The ‘x’ in front of the name Fatshedera – or any other plant – denotes that it is a cross between two plants of different plants genera. In this case it is a hybrid cross between an Ivy (the common Hedera helix) - having between 3 and five lobes to the leaf and an Aralia - (Fatsia japonica) which has between seven and eleven lobes to individual leaves. (In the animal kingdom, it would be akin to crossing a horse with a zebra.)
Not surprisingly, the x Fatshedera has characteristics of both plants – the main one being that the leaves are 5 lobed – as per the ‘father’ (pollinator) of the parentage.
Fatshedera has lush evergreen foliage plant bearing shiny hand-shaped leaves of emerald green with lighter gold veining. The common name of Tree Ivy deriving from the fact that it resembles an Ivy, but with long upright canes of stems rather than the clinging or trailing stems associated the wide range of ivies. The stems generally require support to remain upright – or pruning if growing too long.
Fatshedera variegated foliage
As well as being a good general purpose houseplant, Fatshedera lizei is good for shrub borders or as specimen plant in container outdoors - being quite hardy. It may need cutting back hard from time to time, otherwise this evergreen may become a bit too leggy!
One very redeeming feature is it’s tolerance of shade areas. As such, it the ideal house plant choice for dark rooms or shady corners – always a difficult area to provide for.
X Fatshedera prefers to be grown in shade or semi-shade conditions, but with good circulation of air, and a moist cool atmosphere. A well-draining, fertile potting mix is advised. The tree ivy will also require a decent sized pot – not only because it is quite a substantial grower – because it will need a cane or moss stick support.

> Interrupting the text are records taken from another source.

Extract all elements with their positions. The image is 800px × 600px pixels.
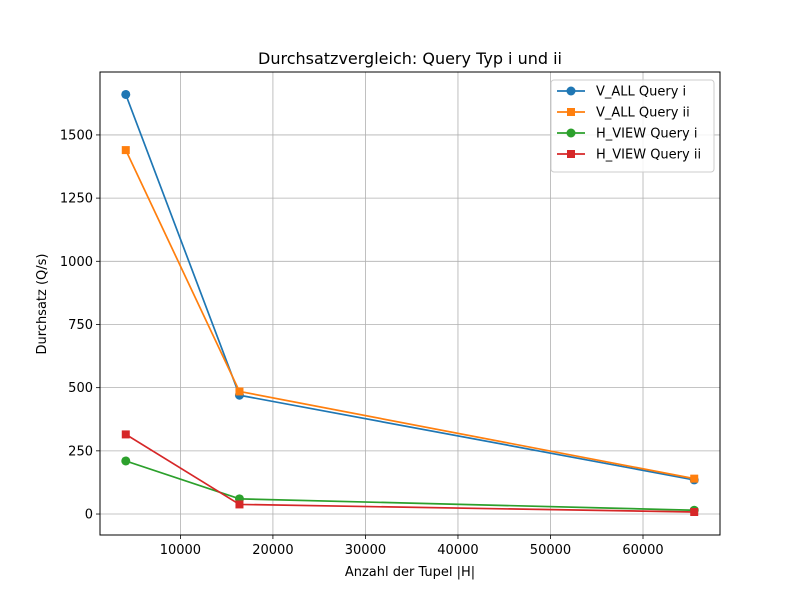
legend-item: H_VIEW Query ii bbox=[557, 148, 701, 163]
legend-marker bbox=[566, 86, 576, 96]
data-point bbox=[121, 456, 131, 466]
x-tick-label: 50000 bbox=[530, 543, 571, 558]
x-tick-label: 30000 bbox=[345, 543, 386, 558]
plot-frame bbox=[99, 71, 721, 536]
series-4 bbox=[121, 430, 699, 517]
data-point bbox=[121, 89, 131, 99]
data-point bbox=[121, 146, 130, 155]
legend-label: V_ALL Query i bbox=[596, 85, 686, 100]
data-point bbox=[235, 500, 244, 509]
legend-label: H_VIEW Query ii bbox=[596, 148, 701, 163]
y-tick-label: 0 bbox=[85, 508, 93, 523]
legend-label: H_VIEW Query i bbox=[596, 127, 697, 142]
y-tick-label: 500 bbox=[68, 381, 93, 396]
data-point bbox=[690, 508, 699, 517]
y-tick-label: 250 bbox=[68, 444, 93, 459]
tick-layer: 10000 20000 30000 40000 50000 60000 0 250 500 750… bbox=[60, 128, 664, 558]
legend-item: H_VIEW Query i bbox=[557, 127, 697, 142]
legend-item: V_ALL Query i bbox=[557, 85, 686, 100]
y-axis-label: Durchsatz (Q/s) bbox=[35, 253, 50, 354]
x-tick-label: 60000 bbox=[622, 543, 663, 558]
legend-marker bbox=[567, 108, 575, 116]
legend-item: V_ALL Query ii bbox=[557, 106, 690, 121]
legend-marker bbox=[567, 150, 575, 158]
y-tick-label: 1500 bbox=[60, 128, 93, 143]
grid-layer bbox=[100, 72, 720, 535]
series-layer bbox=[121, 89, 699, 517]
legend-box bbox=[550, 79, 715, 173]
series-2 bbox=[121, 146, 699, 483]
data-point bbox=[235, 387, 244, 396]
y-tick-label: 1250 bbox=[60, 192, 93, 207]
x-tick-label: 10000 bbox=[160, 543, 201, 558]
legend-label: V_ALL Query ii bbox=[596, 106, 690, 121]
legend-marker bbox=[566, 128, 576, 138]
x-tick-label: 40000 bbox=[437, 543, 478, 558]
y-tick-label: 1000 bbox=[60, 255, 93, 270]
data-point bbox=[690, 474, 699, 483]
x-tick-label: 20000 bbox=[252, 543, 293, 558]
legend: V_ALL Query i V_ALL Query ii H_VIEW Query … bbox=[550, 79, 715, 173]
chart-title: Durchsatzvergleich: Query Typ i und ii bbox=[258, 49, 562, 68]
x-axis-label: Anzahl der Tupel |H| bbox=[345, 565, 475, 580]
data-point bbox=[121, 430, 130, 439]
y-tick-label: 750 bbox=[68, 318, 93, 333]
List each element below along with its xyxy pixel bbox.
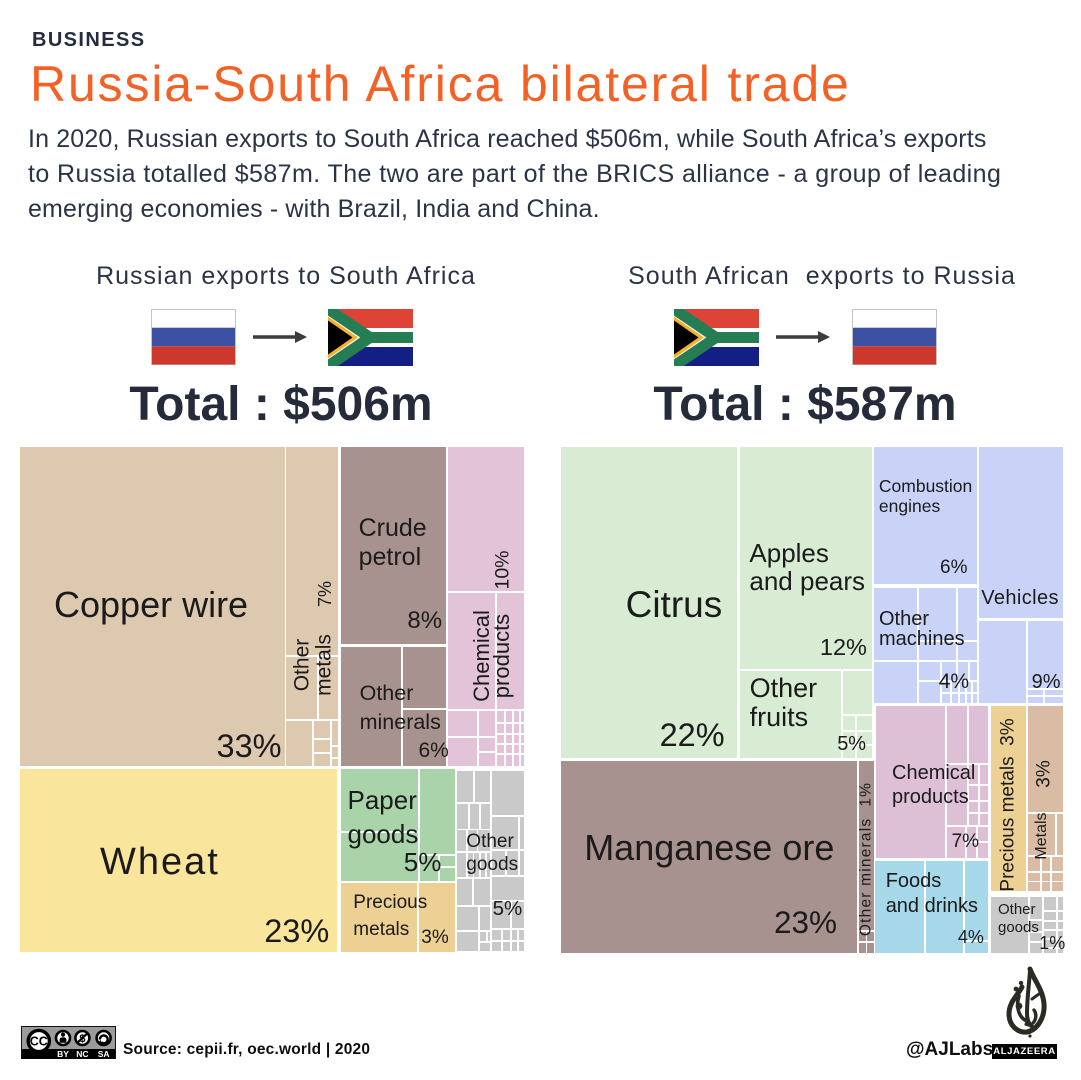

During the growing season the Tree Ivy should be watered very well once a week, and fed every 2 – 3 weeks. Reduce watering in winter to every 3 or 4 weeks, without feed. Whilst cool conditions are preferred, X Fatshedera can tolerate warmth, but not next to a heater. Either way this plant grows vigorously and should be trimmed to shape regularly. It can be trained to grow up a pole or mini trellis, or grown as a bushy shrub resembling a Fatsia.
Good for: Lush, vigorous growth, vibrant evergreen foliage, attractive, but could get quite big quite quickly!
It makes a superb trellis plant – either indoors or outdoors.
If it gets too big or out of hand, find a space for it outdoors in a shady area or in a patio pot. If you transfer the plant outdoors, do it early in the growing season and not at the onset of winter. It will need time to acclimatize, and may need additional cosseting for the first winter.
Propagation of Fatshedera is best carried out with tip cuttings inserted singly into pots and enclosed in a clear plastic bag. Air layering is an easy option,
There are several variegated forms as well as the standard green leaved types.
X Fatshedera ‘Aurea Maculata’ having light gold edges to the leaves.